SELLING IDEAS INSTEAD OF ART…

…my brief spell “DESIGNING” JOKES FOR A top GREETINGS CARD COMPAny.

In previous posts I have described the frustrations I often experienced at the hands of unscrupulous greetings cards companies (of which there were a surprisingly large number), who would reject my artwork but then use my jokes and ideas without paying me. As described, I would submit a folio of cards designs; the company would sit on them for several weeks (sometimes months) and then return them with barely an acknowledgement (sometimes none); and then, a month or two later, cards with my jokes and ideas would suddenly appear on the shop-shelves made by different (presumably in-house, and thus far cheaper) artists.

“Love skiing”

I don’t know if things have changed since, but the problem back in the late 80’s, early 90’s, was that, unlike in almost all other areas of commercial art/illustration, there was no formal contract system in place for freelance artists doing work for greetings cards companies. Normally, you sent in your work on “spec”, and took a chance on the integrity, or otherwise of the company.

“Mernaught”

Thus it happened, that around 1990, I found myself with a pile of ideas and jokes, but wary of being stung yet again, I decided to try a different tack.

“Ashes to… ashes” (This could be a touch oblique for non-cricket lovers, however for those in the know, the bowler is of course the one and only Jeff “Thommo” Thomson.)

I telephoned the-then biggest card firm in the UK (they might still be, for all I know now) and asked to speak to their art director. I had never approached them before because I knew they only used in-house artists for their finished cards, but as I’d now reached the point where I would be content with at least earning something for my ideas, I guessed I had nothing much to loose.

I was put straight through to the lady in question, and told her of what I had experienced at the hands of several of her rival companies, and asked her frankly if I would be taking the same risk sending my material in to her for consideration.

When I told her of my “Polar” series of Christmas card designs she said she knew of them, and from then on took me very seriously.

My guess was, perhaps naively, that such a large company would be more straightforward to deal with, for the sake of their professional reputation if not for their innate honesty. However, she explained that they could not enter in contractual arrangements with freelancers as this undermined the morale of their in-house artists. Nevertheless, she offered to put a non-binding assurance in a hand written letter that her firm would definitely pay me a fair price for each and every idea of mine they liked.

(There’s a cereal ad currently on UK TV which tells a similar joke…I wonder?)

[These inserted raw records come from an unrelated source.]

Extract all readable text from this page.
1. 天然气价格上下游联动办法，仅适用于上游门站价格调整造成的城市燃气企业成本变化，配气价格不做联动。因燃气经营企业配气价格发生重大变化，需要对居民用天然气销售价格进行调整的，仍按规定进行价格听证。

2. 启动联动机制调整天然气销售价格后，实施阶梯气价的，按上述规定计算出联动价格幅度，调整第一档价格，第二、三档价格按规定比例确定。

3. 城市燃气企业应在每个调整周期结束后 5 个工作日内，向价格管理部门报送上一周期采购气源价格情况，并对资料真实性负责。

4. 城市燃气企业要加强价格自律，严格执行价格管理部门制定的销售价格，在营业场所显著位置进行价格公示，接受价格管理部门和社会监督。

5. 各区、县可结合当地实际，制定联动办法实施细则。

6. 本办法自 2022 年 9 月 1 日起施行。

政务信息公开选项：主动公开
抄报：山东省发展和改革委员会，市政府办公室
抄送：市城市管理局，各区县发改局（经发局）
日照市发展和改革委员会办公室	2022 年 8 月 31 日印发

Good to her word, the letter arrived a day or two later, containing her assurance, and a request for sketched roughs of my jokes and ideas – about 12 of which I duly dispatched to her, albeit on a wing and a prayer.

“Birdy – no birdie”

After hearing nothing for weeks I began to think the worst, but about two months later I was pleasantly surprised to not only receive back my roughs, but also a cheque for the half-dozen or so ideas they had decided to use.

Wrong ball!

Several of those roughs are displayed here, and I wonder which, if any ring a bell…?

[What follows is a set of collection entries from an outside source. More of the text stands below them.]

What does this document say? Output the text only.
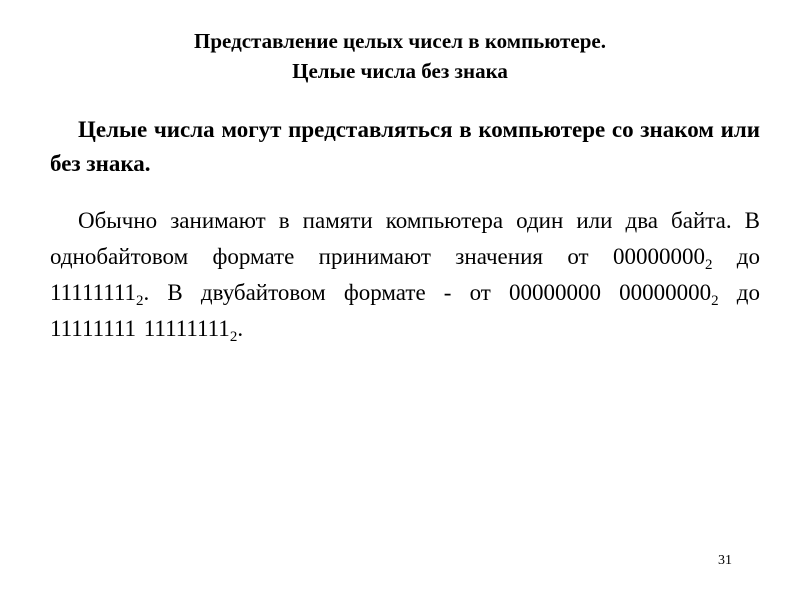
Представление целых чисел в компьютере.
Целые числа без знака
Целые числа могут представляться в компьютере со знаком или без знака.
Обычно занимают в памяти компьютера один или два байта. В однобайтовом формате принимают значения от $00000000_2$ до $11111111_2$. В двубайтовом формате - от 00000000 $00000000_2$ до 11111111 $11111111_2$.
31
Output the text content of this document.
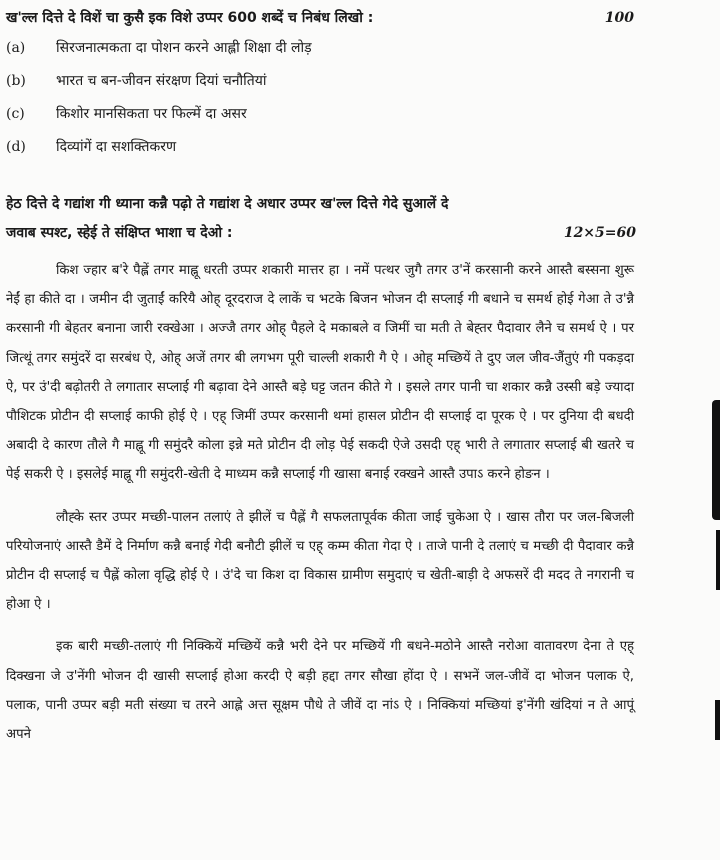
ख'ल्ल दित्ते दे विशें चा कुसै इक विशे उप्पर 600 शब्दें च निबंध लिखो :	100
(a)	सिरजनात्मकता दा पोशन करने आह्ली शिक्षा दी लोड़
(b)	भारत च बन-जीवन संरक्षण दियां चनौतियां
(c)	किशोर मानसिकता पर फिल्में दा असर
(d)	दिव्यांगें दा सशक्तिकरण
हेठ दित्ते दे गद्यांश गी ध्याना कन्नै पढ़ो ते गद्यांश दे अधार उप्पर ख'ल्ल दित्ते गेदे सुआलें दे
जवाब स्पश्ट, स्हेई ते संक्षिप्त भाशा च देओ :	12×5=60

किश ज्हार ब'रे पैह्लें तगर माह्नू धरती उप्पर शकारी मात्तर हा । नमें पत्थर जुगै तगर उ'नें करसानी करने आस्तै बस्सना शुरू नेईं हा कीते दा । जमीन दी जुताईं करियै ओह् दूरदराज दे लाकें च भटके बिजन भोजन दी सप्लाई गी बधाने च समर्थ होई गेआ ते उ'न्नै करसानी गी बेहतर बनाना जारी रक्खेआ । अज्जै तगर ओह् पैहले दे मकाबले व जिमीं चा मती ते बेह्तर पैदावार लैने च समर्थ ऐ । पर जित्थूं तगर समुंदरें दा सरबंध ऐ, ओह् अजें तगर बी लगभग पूरी चाल्ली शकारी गै ऐ । ओह् मच्छियें ते दुए जल जीव-जैंतुएं गी पकड़दा ऐ, पर उं'दी बढ़ोतरी ते लगातार सप्लाई गी बढ़ावा देने आस्तै बड़े घट्ट जतन कीते गे । इसले तगर पानी चा शकार कन्नै उस्सी बड़े ज्यादा पौशिटक प्रोटीन दी सप्लाई काफी होई ऐ । एह् जिमीं उप्पर करसानी थमां हासल प्रोटीन दी सप्लाई दा पूरक ऐ । पर दुनिया दी बधदी अबादी दे कारण तौले गै माह्नू गी समुंदरै कोला इन्ने मते प्रोटीन दी लोड़ पेई सकदी ऐजे उसदी एह् भारी ते लगातार सप्लाई बी खतरे च पेई सकरी ऐ । इसलेई माह्नू गी समुंदरी-खेती दे माध्यम कन्नै सप्लाई गी खासा बनाई रक्खने आस्तै उपाऽ करने होङन ।

लौह्के स्तर उप्पर मच्छी-पालन तलाएं ते झीलें च पैह्लें गै सफलतापूर्वक कीता जाई चुकेआ ऐ । खास तौरा पर जल-बिजली परियोजनाएं आस्तै डैमें दे निर्माण कन्नै बनाई गेदी बनौटी झीलें च एह् कम्म कीता गेदा ऐ । ताजे पानी दे तलाएं च मच्छी दी पैदावार कन्नै प्रोटीन दी सप्लाई च पैह्लें कोला वृद्धि होई ऐ । उं'दे चा किश दा विकास ग्रामीण समुदाएं च खेती-बाड़ी दे अफसरें दी मदद ते नगरानी च होआ ऐ ।

इक बारी मच्छी-तलाएं गी निक्कियें मच्छियें कन्नै भरी देने पर मच्छियें गी बधने-मठोने आस्तै नरोआ वातावरण देना ते एह् दिक्खना जे उ'नेंगी भोजन दी खासी सप्लाई होआ करदी ऐ बड़ी हद्दा तगर सौखा होंदा ऐ । सभनें जल-जीवें दा भोजन पलाक ऐ, पलाक, पानी उप्पर बड़ी मती संख्या च तरने आह्ले अत्त सूक्षम पौधे ते जीवें दा नांऽ ऐ । निक्कियां मच्छियां इ'नेंगी खंदियां न ते आपूं अपने
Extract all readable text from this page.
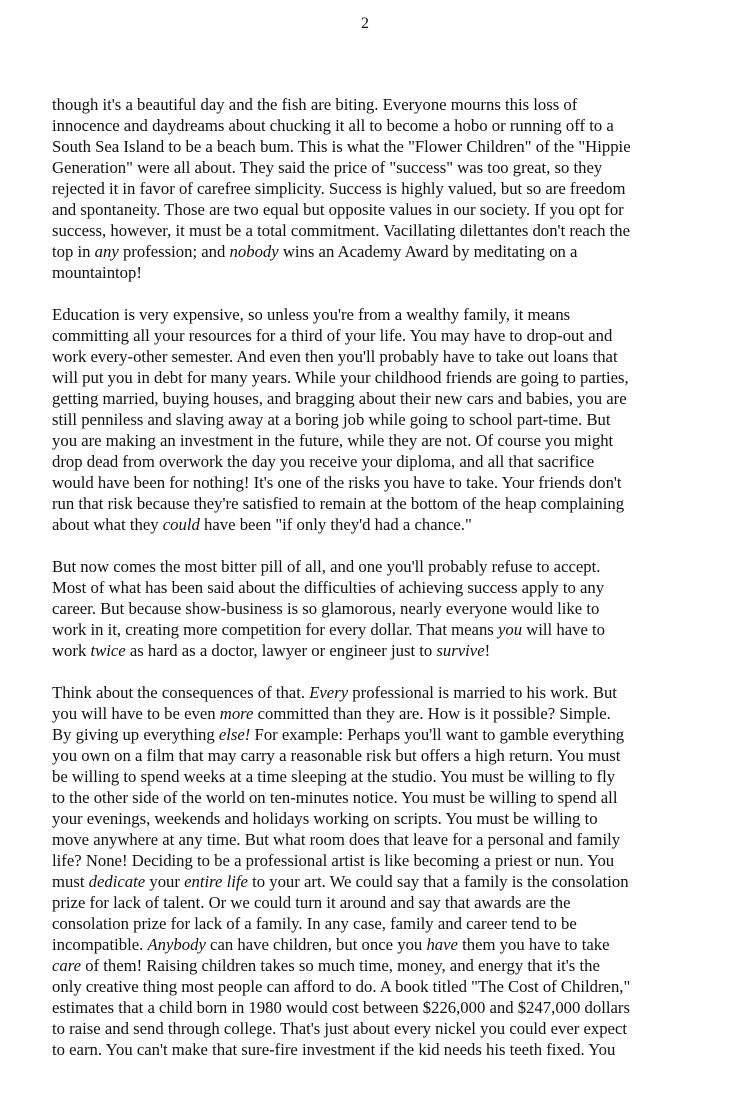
2
though it's a beautiful day and the fish are biting. Everyone mourns this loss of
innocence and daydreams about chucking it all to become a hobo or running off to a
South Sea Island to be a beach bum. This is what the "Flower Children" of the "Hippie
Generation" were all about. They said the price of "success" was too great, so they
rejected it in favor of carefree simplicity. Success is highly valued, but so are freedom
and spontaneity. Those are two equal but opposite values in our society. If you opt for
success, however, it must be a total commitment. Vacillating dilettantes don't reach the
top in any profession; and nobody wins an Academy Award by meditating on a
mountaintop!
Education is very expensive, so unless you're from a wealthy family, it means
committing all your resources for a third of your life. You may have to drop-out and
work every-other semester. And even then you'll probably have to take out loans that
will put you in debt for many years. While your childhood friends are going to parties,
getting married, buying houses, and bragging about their new cars and babies, you are
still penniless and slaving away at a boring job while going to school part-time. But
you are making an investment in the future, while they are not. Of course you might
drop dead from overwork the day you receive your diploma, and all that sacrifice
would have been for nothing! It's one of the risks you have to take. Your friends don't
run that risk because they're satisfied to remain at the bottom of the heap complaining
about what they could have been "if only they'd had a chance."
But now comes the most bitter pill of all, and one you'll probably refuse to accept.
Most of what has been said about the difficulties of achieving success apply to any
career. But because show-business is so glamorous, nearly everyone would like to
work in it, creating more competition for every dollar. That means you will have to
work twice as hard as a doctor, lawyer or engineer just to survive!
Think about the consequences of that. Every professional is married to his work. But
you will have to be even more committed than they are. How is it possible? Simple.
By giving up everything else! For example: Perhaps you'll want to gamble everything
you own on a film that may carry a reasonable risk but offers a high return. You must
be willing to spend weeks at a time sleeping at the studio. You must be willing to fly
to the other side of the world on ten-minutes notice. You must be willing to spend all
your evenings, weekends and holidays working on scripts. You must be willing to
move anywhere at any time. But what room does that leave for a personal and family
life? None! Deciding to be a professional artist is like becoming a priest or nun. You
must dedicate your entire life to your art. We could say that a family is the consolation
prize for lack of talent. Or we could turn it around and say that awards are the
consolation prize for lack of a family. In any case, family and career tend to be
incompatible. Anybody can have children, but once you have them you have to take
care of them! Raising children takes so much time, money, and energy that it's the
only creative thing most people can afford to do. A book titled "The Cost of Children,"
estimates that a child born in 1980 would cost between $226,000 and $247,000 dollars
to raise and send through college. That's just about every nickel you could ever expect
to earn. You can't make that sure-fire investment if the kid needs his teeth fixed. You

2 thoughts on “SELLING IDEAS INSTEAD OF ART…

  1. I recall your previous post on your experience, and the theft of your ideas and work was an eye-opener.
    On another topic, I have always had doubts about what makes “art.” Why is an original work by an excellent forger that sits in museums for years valued less as art than a piece by the old master whose technique the forger used? Why is an illustrator’s work worth less than an “artist’s.”
    When very young, I had an opportunity to buy a painting by the illustrator Norman Rockwell for a thousand dollars, a sum far beyond my means. That same piece by the artist Norman Rockwell would now sell for a million or more.
    We bought a cartoon with our last $70 the evening before I left for Vietnam simply because we both liked it and it was our last evening. As we are packing to move, I searched for the artist on Google and found they are now asking $300 to $500 for the same cartoons by that artist. I still like it, but it is still a cartoon, and really no better than your cards above.
    For me, your “illustrations” evoke a response in the viewer,and that is art.

    Liked by 1 person

    1. Could not agree more. I’m planning a post on film music covering parallel ground – i.e. great, original film scores are somehow less art-worthy than music – great or otherwise – written for the concert hall. There is snobbery in all fields of art, alas.